C. G. Estabrook galliher at illinois.edu
Sat May 29 12:09:06 CDT 2010


Alex Cockburn notes "the extreme unease with which the corporate press 
approaches a story which casting  grave discredit on the government of the 
United States.

"The onslaught on the Isolationists who strove to keep America clear of both 
World Wars furnish the clearest illustration here of this antipathy.  In the 
case of the Second World War,  there is a mountain of evidence attesting to 
FDR’s prolonged, devious  and ultimately campaign to get America into the war. 
The role of the British intelligence services in this enterprise has been slowly 
excavated down the years.

"Professor Thomas Mahl, who published a brilliant excavation of the covert 
British campaign in his 1998 book 'Desperate Deception -- British Covert 
Operations in the United States, 1939-44' writes in his introduction that 'until 
recently, the study of the intelligence history of World War II has lacked 
respectability.

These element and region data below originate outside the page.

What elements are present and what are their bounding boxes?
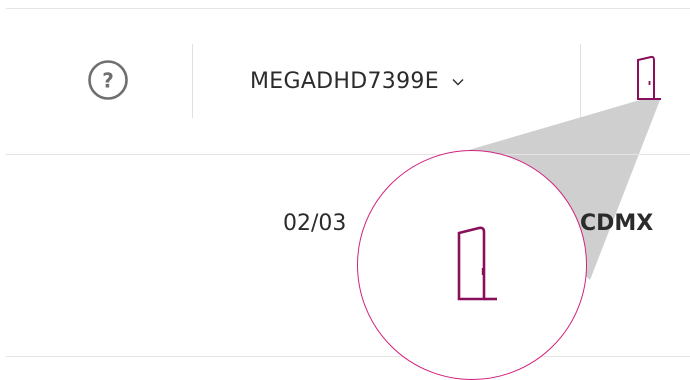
row-date: 02/03 bbox=[283, 211, 347, 236]
magnifier-callout bbox=[357, 150, 587, 380]
header-separator-left bbox=[192, 44, 193, 118]
row-divider bbox=[6, 356, 690, 357]
logout-button[interactable] bbox=[630, 55, 674, 105]
door-exit-icon bbox=[637, 55, 661, 100]
help-glyph: ? bbox=[102, 69, 114, 93]
header-separator-right bbox=[580, 44, 581, 118]
top-divider bbox=[6, 8, 690, 9]
door-exit-icon bbox=[457, 226, 497, 301]
chevron-down-icon bbox=[451, 74, 465, 88]
row-city: CDMX bbox=[580, 211, 654, 236]
account-label: MEGADHD7399E bbox=[250, 68, 439, 94]
help-button[interactable]: ? bbox=[81, 59, 135, 101]
header-divider bbox=[6, 154, 690, 155]
account-selector[interactable]: MEGADHD7399E bbox=[250, 64, 465, 98]
question-circle-icon: ? bbox=[88, 60, 128, 100]
zoom-beam bbox=[455, 100, 660, 280]
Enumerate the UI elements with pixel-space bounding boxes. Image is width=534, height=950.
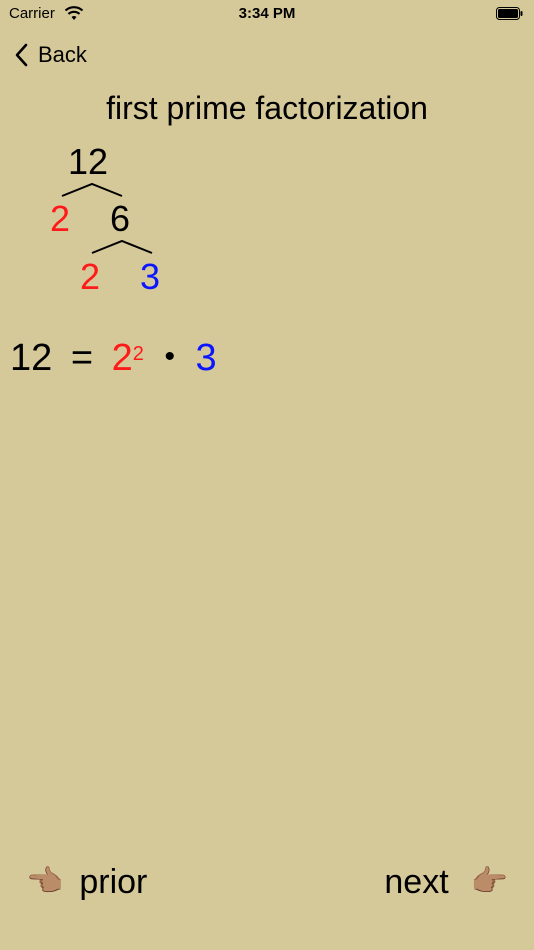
next-label: next — [384, 862, 449, 901]
tree-composite: 6 — [110, 198, 131, 239]
pointing-right-hand-icon: 👉🏽 — [470, 865, 508, 898]
factorization-equation: 12 = 22 • 3 — [10, 336, 217, 383]
pointing-left-hand-icon: 👈🏽 — [26, 865, 64, 898]
equation-lhs: 12 — [10, 337, 53, 379]
status-bar: Carrier 3:34 PM — [0, 0, 534, 28]
tree-prime-3: 3 — [140, 256, 161, 297]
prior-button[interactable]: 👈🏽 prior — [26, 858, 147, 906]
battery-icon — [496, 7, 523, 20]
tree-prime-2: 2 — [80, 256, 101, 297]
prior-label: prior — [79, 862, 148, 901]
next-button[interactable]: next 👉🏽 — [384, 858, 508, 906]
equation-exponent: 2 — [132, 343, 144, 365]
back-label: Back — [38, 42, 87, 67]
equals-sign: = — [70, 337, 94, 379]
tree-prime-1: 2 — [50, 198, 71, 239]
tree-root: 12 — [68, 141, 109, 182]
back-button[interactable]: Back — [14, 38, 87, 72]
equation-factor: 3 — [195, 337, 217, 379]
multiply-dot: • — [164, 340, 175, 373]
clock: 3:34 PM — [238, 5, 296, 22]
tree-branch-bottom — [91, 239, 153, 254]
page-title: first prime factorization — [106, 90, 428, 126]
tree-branch-top — [61, 182, 123, 197]
equation-base: 2 — [111, 337, 133, 379]
chevron-left-icon — [15, 43, 28, 67]
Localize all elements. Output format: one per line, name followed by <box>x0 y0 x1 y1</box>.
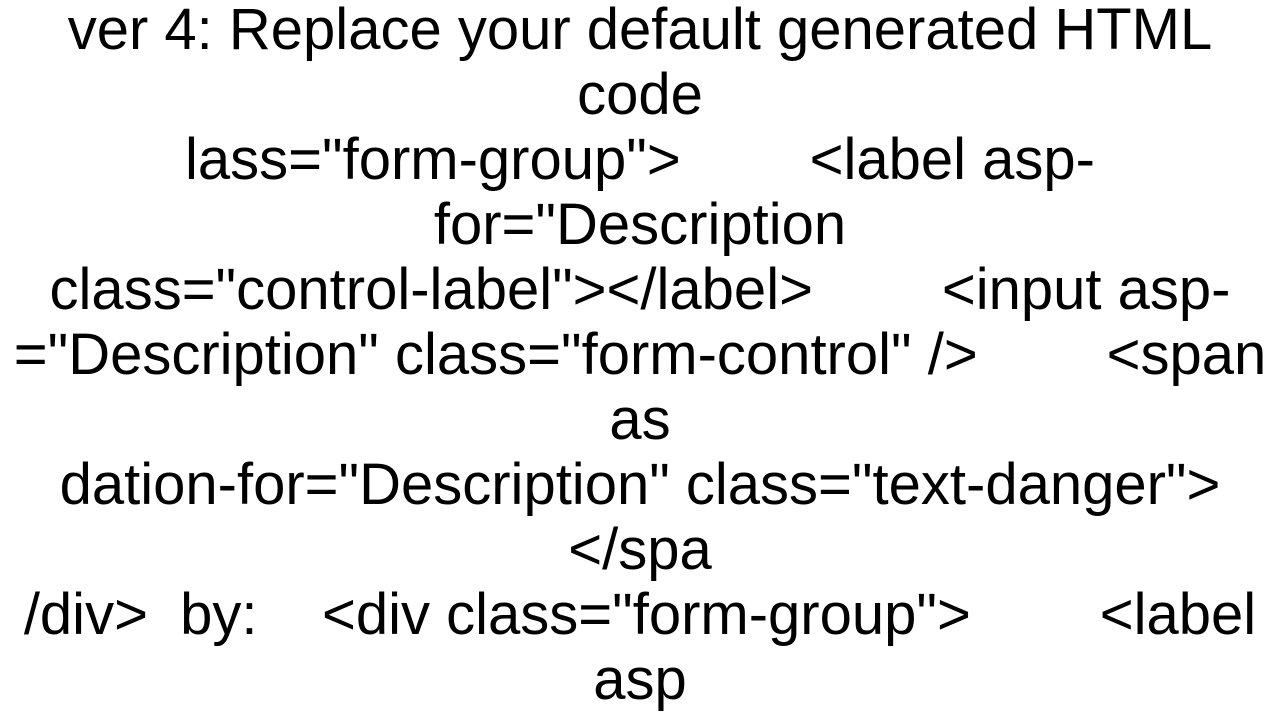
answer-text-block: ver 4: Replace your default generated HT… <box>0 0 1280 720</box>
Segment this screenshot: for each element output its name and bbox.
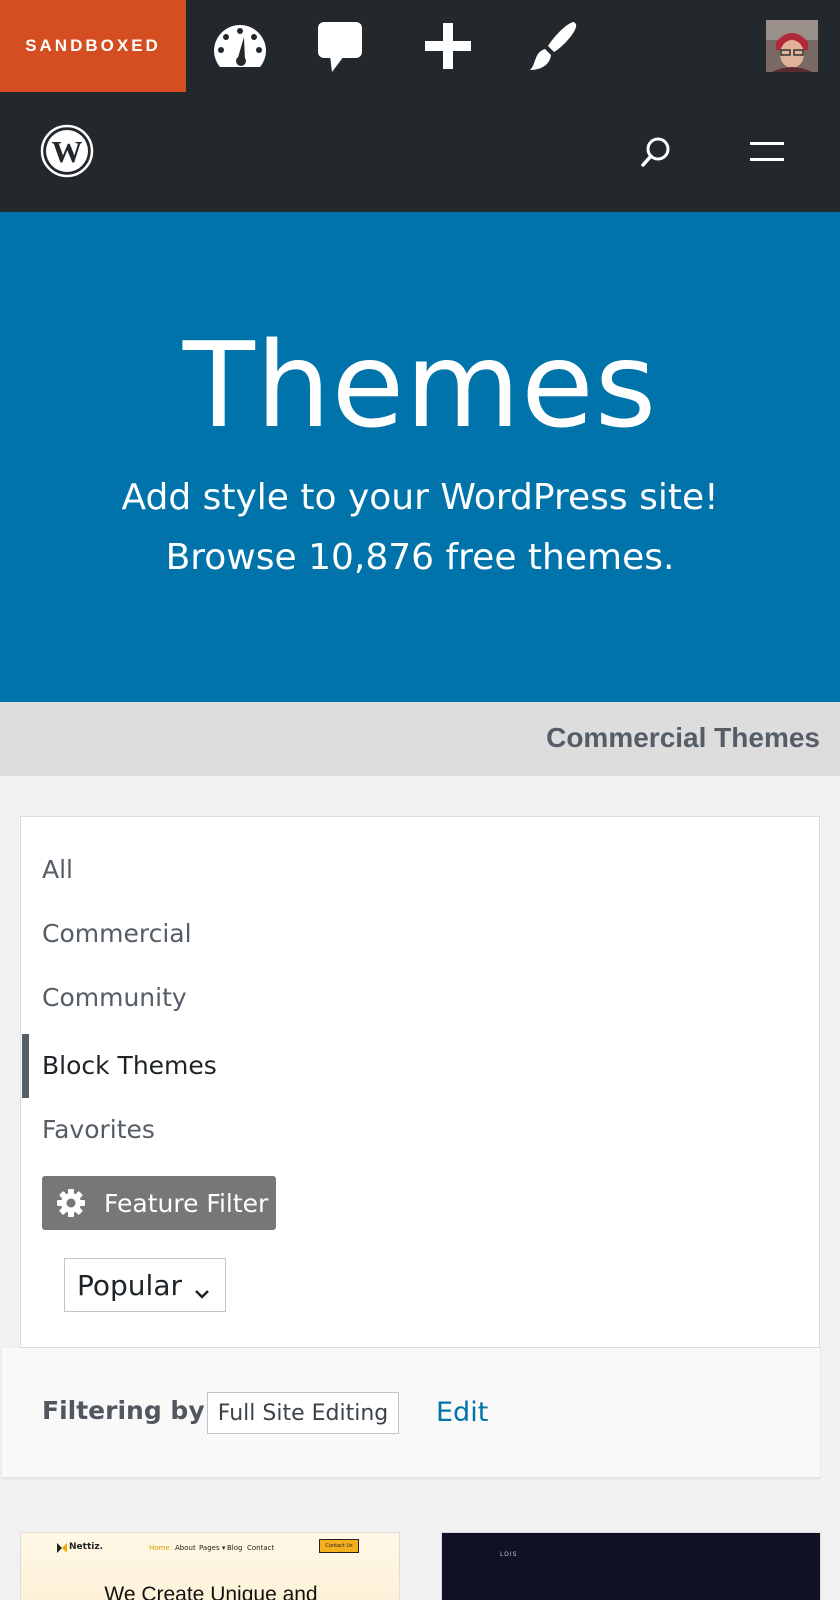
sort-select[interactable]: Popular [64, 1258, 226, 1312]
filter-tag: Full Site Editing [207, 1392, 399, 1434]
active-filter-indicator [22, 1034, 29, 1098]
hero-banner: Themes Add style to your WordPress site!… [0, 212, 840, 702]
theme-card[interactable]: Nettiz. Home About Pages ▾ Blog Contact … [20, 1532, 400, 1600]
admin-bar: SANDBOXED [0, 0, 840, 92]
theme-cta-button: Contact Us [319, 1539, 359, 1553]
hero-subtitle-line2: Browse 10,876 free themes. [165, 537, 675, 578]
theme-brand: Nettiz. [69, 1542, 103, 1552]
filter-all[interactable]: All [42, 838, 73, 902]
wordpress-logo-icon[interactable]: W [40, 124, 94, 178]
chevron-down-icon [193, 1277, 211, 1299]
search-icon[interactable] [636, 132, 676, 172]
theme-nav-item: Contact [247, 1544, 275, 1552]
brush-icon[interactable] [522, 16, 582, 76]
plus-icon[interactable] [418, 16, 478, 76]
filter-commercial[interactable]: Commercial [42, 902, 192, 966]
filtering-by-bar: Filtering by: Full Site Editing Edit [2, 1348, 820, 1478]
theme-card[interactable]: LOIS [441, 1532, 821, 1600]
gear-icon [56, 1188, 86, 1218]
theme-nav-item: Pages ▾ [199, 1544, 226, 1552]
commercial-themes-bar: Commercial Themes [0, 702, 840, 776]
theme-nav-item: Blog [227, 1544, 243, 1552]
theme-nav-item: Home [149, 1544, 170, 1552]
filtering-by-label: Filtering by: [42, 1396, 215, 1425]
page-title: Themes [182, 316, 658, 454]
theme-brand: LOIS [500, 1551, 518, 1558]
site-header: W [0, 92, 840, 212]
hero-subtitle-line1: Add style to your WordPress site! [121, 477, 719, 518]
sort-selected-value: Popular [77, 1268, 182, 1302]
sandboxed-site-label[interactable]: SANDBOXED [0, 0, 186, 92]
feature-filter-button[interactable]: Feature Filter [42, 1176, 276, 1230]
comment-icon[interactable] [310, 16, 370, 76]
menu-icon[interactable] [746, 132, 790, 172]
theme-nav-item: About [175, 1544, 196, 1552]
user-avatar[interactable] [766, 20, 818, 72]
filter-block-themes[interactable]: Block Themes [42, 1034, 217, 1098]
edit-filter-link[interactable]: Edit [436, 1392, 488, 1434]
svg-text:W: W [52, 134, 83, 169]
filter-community[interactable]: Community [42, 966, 187, 1030]
feature-filter-label: Feature Filter [104, 1188, 269, 1218]
theme-preview-nav: Nettiz. Home About Pages ▾ Blog Contact … [21, 1539, 399, 1559]
filter-favorites[interactable]: Favorites [42, 1098, 155, 1162]
theme-headline: We Create Unique and [104, 1583, 318, 1600]
commercial-themes-link[interactable]: Commercial Themes [546, 722, 820, 754]
theme-logo-icon [57, 1543, 67, 1553]
dashboard-icon[interactable] [210, 16, 270, 76]
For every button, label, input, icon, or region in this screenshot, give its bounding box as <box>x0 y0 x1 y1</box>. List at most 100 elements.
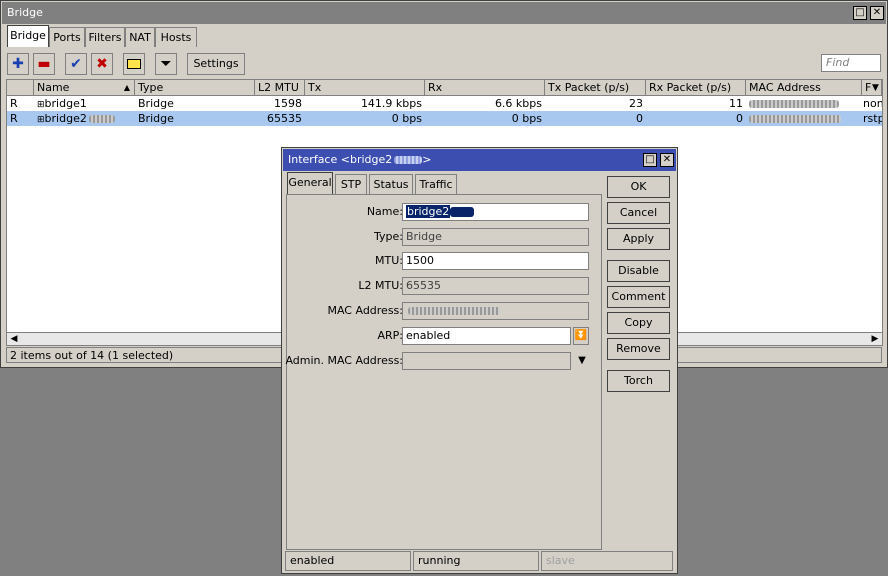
column-mac-address[interactable]: MAC Address <box>746 80 862 96</box>
copy-button[interactable]: Copy <box>607 312 670 334</box>
find-input[interactable]: Find <box>821 54 881 72</box>
cancel-button[interactable]: Cancel <box>607 202 670 224</box>
tab-general[interactable]: General <box>287 172 333 194</box>
arp-dropdown-icon[interactable]: ⏬ <box>573 327 589 345</box>
column-l2mtu[interactable]: L2 MTU <box>255 80 305 96</box>
tab-stp[interactable]: STP <box>335 174 367 194</box>
close-icon[interactable]: ✕ <box>870 6 884 20</box>
sort-asc-icon: ▲ <box>123 83 130 92</box>
column-name[interactable]: Name ▲ <box>34 80 135 96</box>
column-type[interactable]: Type <box>135 80 255 96</box>
comment-icon <box>127 59 141 69</box>
column-tx-packet[interactable]: Tx Packet (p/s) <box>545 80 646 96</box>
mtu-label: MTU: <box>375 254 403 267</box>
remove-button[interactable]: ▬ <box>33 53 55 75</box>
remove-button[interactable]: Remove <box>607 338 670 360</box>
apply-button[interactable]: Apply <box>607 228 670 250</box>
toolbar: ✚ ▬ ✔ ✖ ⏷ Settings Find <box>7 51 881 77</box>
name-label: Name: <box>366 205 403 218</box>
row-rx-packet: 0 <box>736 112 743 125</box>
comment-button[interactable]: Comment <box>607 286 670 308</box>
row-l2mtu: 65535 <box>267 112 302 125</box>
disable-button[interactable]: Disable <box>607 260 670 282</box>
add-button[interactable]: ✚ <box>7 53 29 75</box>
interface-dialog: Interface <bridge2 > □ ✕ General STP Stat… <box>281 147 678 574</box>
row-tx-packet: 0 <box>636 112 643 125</box>
torch-button[interactable]: Torch <box>607 370 670 392</box>
tab-hosts[interactable]: Hosts <box>155 27 197 47</box>
table-header: Name ▲ Type L2 MTU Tx Rx Tx Packet (p/s) … <box>7 80 882 96</box>
admin-mac-input[interactable] <box>402 352 571 370</box>
mtu-input[interactable]: 1500 <box>402 252 589 270</box>
row-tx: 0 bps <box>391 112 422 125</box>
name-input[interactable]: bridge2 <box>402 203 589 221</box>
tab-bridge[interactable]: Bridge <box>7 25 49 47</box>
tab-traffic[interactable]: Traffic <box>415 174 457 194</box>
tab-filters[interactable]: Filters <box>85 27 125 47</box>
row-mac-address <box>746 96 862 111</box>
l2mtu-value: 65535 <box>402 277 589 295</box>
row-tx-packet: 23 <box>629 97 643 110</box>
row-flag: R <box>10 112 18 125</box>
column-tx[interactable]: Tx <box>305 80 425 96</box>
redacted-text <box>450 207 475 217</box>
type-value: Bridge <box>402 228 589 246</box>
row-flag: R <box>10 97 18 110</box>
disable-button[interactable]: ✖ <box>91 53 113 75</box>
filter-button[interactable]: ⏷ <box>155 53 177 75</box>
comment-button[interactable] <box>123 53 145 75</box>
tab-ports[interactable]: Ports <box>49 27 85 47</box>
maximize-icon[interactable]: □ <box>853 6 867 20</box>
bridge-icon: ⊞ <box>37 100 45 110</box>
status-enabled: enabled <box>285 551 411 571</box>
row-mac-address <box>746 111 862 126</box>
arp-label: ARP: <box>377 329 403 342</box>
dialog-title: Interface <bridge2 <box>288 153 393 166</box>
l2mtu-label: L2 MTU: <box>358 279 403 292</box>
mac-address-label: MAC Address: <box>327 304 403 317</box>
general-panel: Name: bridge2 Type: Bridge MTU: 1500 L2 … <box>285 194 602 550</box>
scroll-left-icon[interactable]: ◀ <box>7 333 21 345</box>
column-rx[interactable]: Rx <box>425 80 545 96</box>
settings-button[interactable]: Settings <box>187 53 245 75</box>
row-tx: 141.9 kbps <box>360 97 422 110</box>
column-rx-packet[interactable]: Rx Packet (p/s) <box>646 80 746 96</box>
table-row[interactable]: R ⊞bridge1 Bridge 1598 141.9 kbps 6.6 kb… <box>7 96 882 111</box>
redacted-mac <box>408 307 500 315</box>
plus-icon: ✚ <box>12 56 24 72</box>
enable-button[interactable]: ✔ <box>65 53 87 75</box>
admin-mac-dropdown-icon[interactable]: ▼ <box>575 352 589 370</box>
row-name: ⊞bridge2 <box>34 111 135 126</box>
row-type: Bridge <box>138 97 174 110</box>
redacted-text <box>88 115 115 123</box>
row-rx: 0 bps <box>511 112 542 125</box>
row-type: Bridge <box>138 112 174 125</box>
tab-nat[interactable]: NAT <box>125 27 155 47</box>
status-running: running <box>413 551 539 571</box>
row-extra: rstp <box>863 112 883 125</box>
table-row-selected[interactable]: R ⊞bridge2 Bridge 65535 0 bps 0 bps 0 0 … <box>7 111 882 126</box>
admin-mac-label: Admin. MAC Address: <box>285 354 403 367</box>
redacted-mac <box>749 115 841 123</box>
bridge-icon: ⊞ <box>37 115 45 125</box>
window-titlebar[interactable]: Bridge □ ✕ <box>2 2 886 24</box>
dialog-close-icon[interactable]: ✕ <box>660 153 674 167</box>
redacted-mac <box>749 100 839 108</box>
cross-icon: ✖ <box>96 56 108 72</box>
check-icon: ✔ <box>70 56 82 72</box>
column-flag[interactable] <box>7 80 34 96</box>
redacted-text <box>394 156 423 164</box>
dialog-maximize-icon[interactable]: □ <box>643 153 657 167</box>
dialog-titlebar[interactable]: Interface <bridge2 > □ ✕ <box>283 149 676 171</box>
tab-status[interactable]: Status <box>369 174 413 194</box>
filter-icon: ⏷ <box>160 56 172 72</box>
row-rx-packet: 11 <box>729 97 743 110</box>
scroll-right-icon[interactable]: ▶ <box>868 333 882 345</box>
window-title: Bridge <box>7 6 43 19</box>
arp-select[interactable]: enabled <box>402 327 571 345</box>
row-l2mtu: 1598 <box>274 97 302 110</box>
mac-address-value <box>402 302 589 320</box>
column-chooser-icon[interactable]: ▼ <box>869 80 882 96</box>
ok-button[interactable]: OK <box>607 176 670 198</box>
row-name: ⊞bridge1 <box>37 97 87 110</box>
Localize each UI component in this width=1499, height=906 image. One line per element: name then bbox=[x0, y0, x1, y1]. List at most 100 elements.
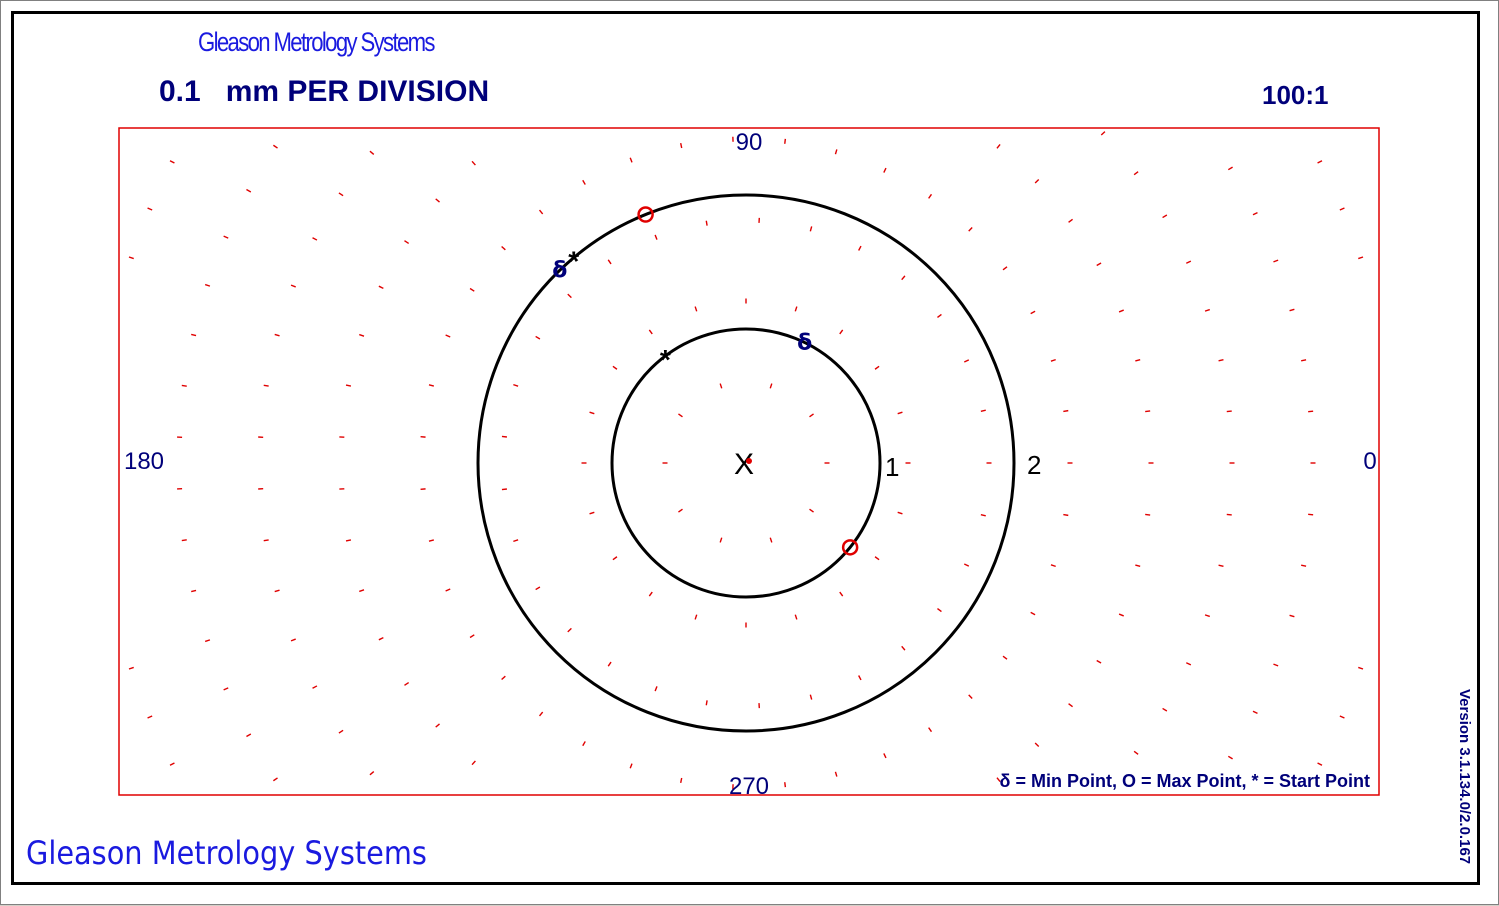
angle-label-180: 180 bbox=[124, 448, 164, 475]
grid-tick bbox=[536, 336, 540, 339]
angle-label-270: 270 bbox=[729, 773, 769, 800]
grid-tick bbox=[937, 314, 941, 317]
grid-tick bbox=[649, 330, 652, 334]
angle-label-90: 90 bbox=[736, 129, 763, 156]
grid-tick bbox=[1069, 219, 1073, 222]
grid-tick bbox=[969, 695, 972, 699]
grid-tick bbox=[835, 772, 836, 777]
grid-tick bbox=[129, 667, 134, 669]
grid-tick bbox=[859, 246, 861, 250]
grid-tick bbox=[898, 512, 903, 514]
grid-tick bbox=[379, 286, 384, 288]
grid-tick bbox=[404, 241, 408, 244]
grid-tick bbox=[170, 161, 174, 163]
grid-tick bbox=[224, 236, 229, 238]
grid-tick bbox=[1186, 663, 1191, 665]
grid-tick bbox=[1290, 309, 1295, 310]
grid-tick bbox=[470, 288, 474, 291]
brand-logo-bottom: Gleason Metrology Systems bbox=[26, 834, 427, 872]
grid-tick bbox=[1301, 565, 1306, 566]
grid-tick bbox=[339, 193, 343, 196]
grid-tick bbox=[1097, 263, 1101, 265]
grid-tick bbox=[902, 276, 905, 280]
grid-tick bbox=[875, 557, 879, 560]
grid-tick bbox=[429, 385, 434, 386]
grid-tick bbox=[205, 640, 210, 642]
ring-label-1: 1 bbox=[885, 452, 899, 482]
grid-tick bbox=[678, 509, 682, 512]
grid-tick bbox=[1318, 763, 1322, 765]
grid-tick bbox=[630, 158, 632, 163]
grid-tick bbox=[1227, 514, 1232, 515]
grid-tick bbox=[981, 515, 986, 516]
grid-tick bbox=[902, 646, 905, 650]
grid-tick bbox=[273, 778, 277, 781]
grid-tick bbox=[898, 412, 903, 414]
grid-tick bbox=[681, 143, 682, 148]
grid-tick bbox=[937, 609, 941, 612]
grid-tick bbox=[795, 615, 797, 620]
grid-tick bbox=[1186, 261, 1191, 263]
grid-tick bbox=[148, 716, 153, 718]
grid-tick bbox=[1253, 213, 1257, 215]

The conventional charge is that it smacks too much of conspiracy 
– a word with a very unprofessional ring among American historians… Graduate 
students are warned about the "furtive fallacy" ... How does the historian avoid 
the charge  that he is indulging in conspiracy history when he explores the 
activities of a thousand people, occupying two floors of Rockefeller Center, in 
their efforts to involve the United States in a major war? What should we 
properly call the public rigging of an opinion poll, the planting of a lover, or 
a fraudulent letter by an intelligence agency in order to gain information or to 
influence policy?'

"The ruthless campaign to discredit Charles Beard’s pioneering 1948 book, 
President Roosevelt and the Coming of the War 1941 attested to the determination 
by the foreign policy and academic establishments to crush the 
Non-Interventionists and neutralize them as a political force amid the postwar 
rise of American Empire. Denouncing 'conspiracy mongering' was an integral part 
of this campaign – never more vehement than when addressing the whole issue of 
FDR’s conduct in the run-up to Pearl Harbor."